= John Lambe (Dean of the Arches) =

English jurist

Sir John Lambe (1566? - 1647) was an English jurist, closely associated with the ecclesiastical policy of William Laud.

==Life==
He was probably born about 1566, graduated B.A. at St. John's College, Cambridge, in 1587, and M.A. in 1590. In the interval he made a pilgrimage to Rome. On his return to England he was undermaster in a school, and studied the civil and canon law. In 1600 he purchased the registrarship of the diocese of Ely; in 1602 he was admitted a member of the College of Advocates. About the same time he was appointed co-registrar, and shortly afterwards chancellor of the diocese of Peterborough. Thomas Dove, bishop of Peterborough, made him his vicar, official, and commissary general, jointly with Henry Hickman, on 10 June 1615. In the following year he took the degree of LL.D. at Cambridge.

In 1617 he was appointed by the dean and chapter of Lincoln commissary of their peculiars in the counties of Northampton, Rutland, Huntingdon, and Leicester. He had now established a reputation as an ecclesiastical lawyer, and in 1619 he was consulted by John Williams, dean of Salisbury, in reference to some delicate cases. A strong supporter of the royal prerogative, he carried matters with a high hand against the Puritans in Northamptonshire, compelling them to attend church regularly on the Sunday, to observe holy days, and to contribute to church funds, imposing penances on recusants, and commuting them for fines, and holding courts by preference at inconvenient times and places, fining those who failed to appear. In 1621 the mayor and corporation of Northampton presented a petition to parliament complaining of these grievances, and the speaker issued his warrant for the examination of witnesses.
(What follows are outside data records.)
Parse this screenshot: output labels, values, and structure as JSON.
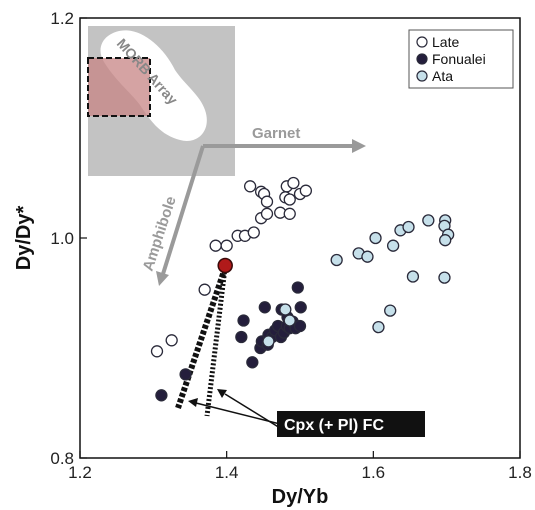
{
  "chart_data": {
    "type": "scatter",
    "xlabel": "Dy/Yb",
    "ylabel": "Dy/Dy*",
    "xlim": [
      1.2,
      1.8
    ],
    "ylim": [
      0.8,
      1.2
    ],
    "xticks": [
      "1.2",
      "1.4",
      "1.6",
      "1.8"
    ],
    "yticks": [
      "0.8",
      "1.0",
      "1.2"
    ],
    "legend_position": "top-right",
    "series": [
      {
        "name": "Late",
        "marker": "open-circle",
        "color": "#ffffff",
        "points": [
          [
            1.305,
            0.897
          ],
          [
            1.325,
            0.907
          ],
          [
            1.37,
            0.953
          ],
          [
            1.385,
            0.993
          ],
          [
            1.4,
            0.993
          ],
          [
            1.415,
            1.002
          ],
          [
            1.425,
            1.002
          ],
          [
            1.437,
            1.005
          ],
          [
            1.432,
            1.047
          ],
          [
            1.447,
            1.042
          ],
          [
            1.451,
            1.04
          ],
          [
            1.455,
            1.033
          ],
          [
            1.447,
            1.018
          ],
          [
            1.455,
            1.022
          ],
          [
            1.473,
            1.023
          ],
          [
            1.486,
            1.022
          ],
          [
            1.48,
            1.037
          ],
          [
            1.486,
            1.035
          ],
          [
            1.482,
            1.047
          ],
          [
            1.491,
            1.05
          ],
          [
            1.5,
            1.04
          ],
          [
            1.508,
            1.043
          ]
        ]
      },
      {
        "name": "Fonualei",
        "marker": "filled-circle",
        "color": "#241e3c",
        "points": [
          [
            1.311,
            0.857
          ],
          [
            1.344,
            0.876
          ],
          [
            1.42,
            0.91
          ],
          [
            1.423,
            0.925
          ],
          [
            1.435,
            0.887
          ],
          [
            1.446,
            0.9
          ],
          [
            1.448,
            0.906
          ],
          [
            1.456,
            0.903
          ],
          [
            1.457,
            0.912
          ],
          [
            1.462,
            0.91
          ],
          [
            1.466,
            0.916
          ],
          [
            1.47,
            0.92
          ],
          [
            1.474,
            0.91
          ],
          [
            1.478,
            0.914
          ],
          [
            1.482,
            0.92
          ],
          [
            1.486,
            0.918
          ],
          [
            1.49,
            0.924
          ],
          [
            1.494,
            0.918
          ],
          [
            1.5,
            0.92
          ],
          [
            1.452,
            0.937
          ],
          [
            1.475,
            0.935
          ],
          [
            1.483,
            0.928
          ],
          [
            1.501,
            0.937
          ],
          [
            1.497,
            0.955
          ]
        ]
      },
      {
        "name": "Ata",
        "marker": "filled-circle",
        "color": "#c6e0ea",
        "points": [
          [
            1.457,
            0.906
          ],
          [
            1.486,
            0.925
          ],
          [
            1.48,
            0.935
          ],
          [
            1.55,
            0.98
          ],
          [
            1.58,
            0.986
          ],
          [
            1.592,
            0.983
          ],
          [
            1.603,
            1.0
          ],
          [
            1.627,
            0.993
          ],
          [
            1.637,
            1.007
          ],
          [
            1.648,
            1.01
          ],
          [
            1.675,
            1.016
          ],
          [
            1.698,
            1.016
          ],
          [
            1.697,
            1.011
          ],
          [
            1.702,
            1.003
          ],
          [
            1.698,
            0.998
          ],
          [
            1.607,
            0.919
          ],
          [
            1.623,
            0.934
          ],
          [
            1.654,
            0.965
          ],
          [
            1.697,
            0.964
          ]
        ]
      }
    ],
    "highlight_point": {
      "x": 1.398,
      "y": 0.975,
      "color": "#b01a1a"
    },
    "annotations": {
      "morb_array": "MORB Array",
      "garnet": "Garnet",
      "amphibole": "Amphibole",
      "fc_label": "Cpx (+ Pl) FC"
    }
  }
}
The king, however, intervened to stop the proceedings, and during his progress through Northamptonshire knighted Lambe on 26 July at Castle Ashby. In 1623 Lambe was selected by Williams, now bishop of Lincoln, to be his commissary; but Williams in 1626 refused to sanction some proceedings proposed by Lambe against some Leicestershire conventiclers. Lambe secretly informed the privy council against him. No immediate steps were taken against the bishop, but Lambe's information and the evidence were preserved for possible future use.

Lambe was a member of the high commission court from 1629 until its abolition by the Long Parliament, and was one of Laud's most active supporters throughout that period. In the autumn of 1633 he succeeded Sir Henry Marten as dean of the arches in the court of Canterbury. On 25 February 1635 he was appointed commissary of the archdeaconries of Leicestershire and Buckinghamshire. In 1637 he was commissioned to exercise ecclesiastical jurisdiction within the county of Leicester during the suspension of Bishop Williams. On 26 January 1640 he was appointed chancellor and keeper of the great seal to Queen Henrietta Maria. Lambe investigated precedents for the queen's council, which administered her jointure income.

As the Long Parliament met, the parishioners of Waddesdon, Buckinghamshire, whom he had compelled to maintain two organs and an organist, petitioned for redress, and on 1 February 1641 Lambe was summoned to appear before a committee of the House of Commons to answer the charge. He made default, was sent for 'as a delinquent,' and on 22 February was produced at the bar in a poor state. He made formal submission on 6 March, and was released on bail. At the same time he was harassed by proceedings in the House of Lords by the widow of one of the churchwardens of Colchester, whom he had excommunicated in 1635 for refusing to rail in the altar, and by a certain Walter Walker, whom he had unlawfully deprived of the office of commissary of Leicester. The house found both charges proved, and awarded £100 to the widow and £1,250 to Walker; and it was contemplated to impeach Lambe along with Laud. He fled to Oxford, where he was incorporated on 9 December 1643. His property was sequestrated. He died according to Anthony Wood in early 1647.

==Family==
Lambe had two daughters, both considered beauties, one of whom married Robert Sibthorpe; the
other, Barbara, was second wife of Basil Feilding, afterwards Earl of Denbigh.